How much would you be willing to pay for a service that allows you to watch other people play video games? Well if you’re Google, the answer is a cool US$1-billion.
Yup, the internet giant is reportedly looking at a deal that would see it take ownership of Twitch.tv, the online video service that allows people to livestream gameplay from their PCs or connected consoles.
According to Variety, the deal is pretty much wrapped up and is likely to be announced in the coming days.
If the deal does go through, the publication points out, it will be Google’s largest play in the video space since it bought YouTube for US$1.65-billion back in 2006.
Others however aren’t so sure about how done and dusted the deal really is. According to the Wall Street Journal, talks are still at an early stage and a deal isn’t imminent.

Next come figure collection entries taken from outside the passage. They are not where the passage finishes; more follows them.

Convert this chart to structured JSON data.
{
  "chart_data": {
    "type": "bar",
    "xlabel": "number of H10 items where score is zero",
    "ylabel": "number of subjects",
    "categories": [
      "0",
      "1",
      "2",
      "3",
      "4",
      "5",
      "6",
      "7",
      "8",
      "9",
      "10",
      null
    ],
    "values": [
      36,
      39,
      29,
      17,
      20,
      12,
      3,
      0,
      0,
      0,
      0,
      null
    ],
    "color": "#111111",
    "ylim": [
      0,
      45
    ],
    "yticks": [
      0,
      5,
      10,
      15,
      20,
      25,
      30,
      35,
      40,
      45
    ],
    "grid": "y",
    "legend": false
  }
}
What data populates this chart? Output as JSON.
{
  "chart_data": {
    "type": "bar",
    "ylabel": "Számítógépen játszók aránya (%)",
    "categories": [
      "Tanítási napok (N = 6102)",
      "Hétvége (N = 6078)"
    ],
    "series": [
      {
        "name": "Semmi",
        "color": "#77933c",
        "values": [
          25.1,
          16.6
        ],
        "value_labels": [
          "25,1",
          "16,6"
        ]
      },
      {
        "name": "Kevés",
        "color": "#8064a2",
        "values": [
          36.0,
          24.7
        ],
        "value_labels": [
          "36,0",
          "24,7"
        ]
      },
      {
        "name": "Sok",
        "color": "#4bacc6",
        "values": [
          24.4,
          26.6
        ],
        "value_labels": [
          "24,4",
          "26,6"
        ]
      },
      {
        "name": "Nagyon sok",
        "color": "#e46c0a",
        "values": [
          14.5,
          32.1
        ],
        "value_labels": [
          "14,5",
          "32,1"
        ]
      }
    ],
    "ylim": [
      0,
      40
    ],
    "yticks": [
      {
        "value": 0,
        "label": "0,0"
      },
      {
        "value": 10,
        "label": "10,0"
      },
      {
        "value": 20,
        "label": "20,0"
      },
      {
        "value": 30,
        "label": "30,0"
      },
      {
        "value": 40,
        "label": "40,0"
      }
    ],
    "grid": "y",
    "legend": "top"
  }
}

Even if both parties want a deal to go through though, it’ll most likely face heavy scrutiny from US regulators keen to ensure that it doesn’t damage competitiveness in the online video space.
Founded in 2011, Twitch claims to have around 45-million users with one-million or so members who upload videos every month.
YouTube meanwhile is far and away the most popular online video property on the web, laying claim to more that a billion active users. A buyout of Twitch would therefore raise serious questions about its intentions for the space.
As TechCrunch points out, Twitch has a fairly interesting history.
The company grew out of Justin.tv, a livestreaming service that was primarily designed to allow people to livestream from their webcams. Twitch founders Justin Kan and Emmett Shear noticed how popular the site’s gaming channels were and decided to spin that section into a site of its own.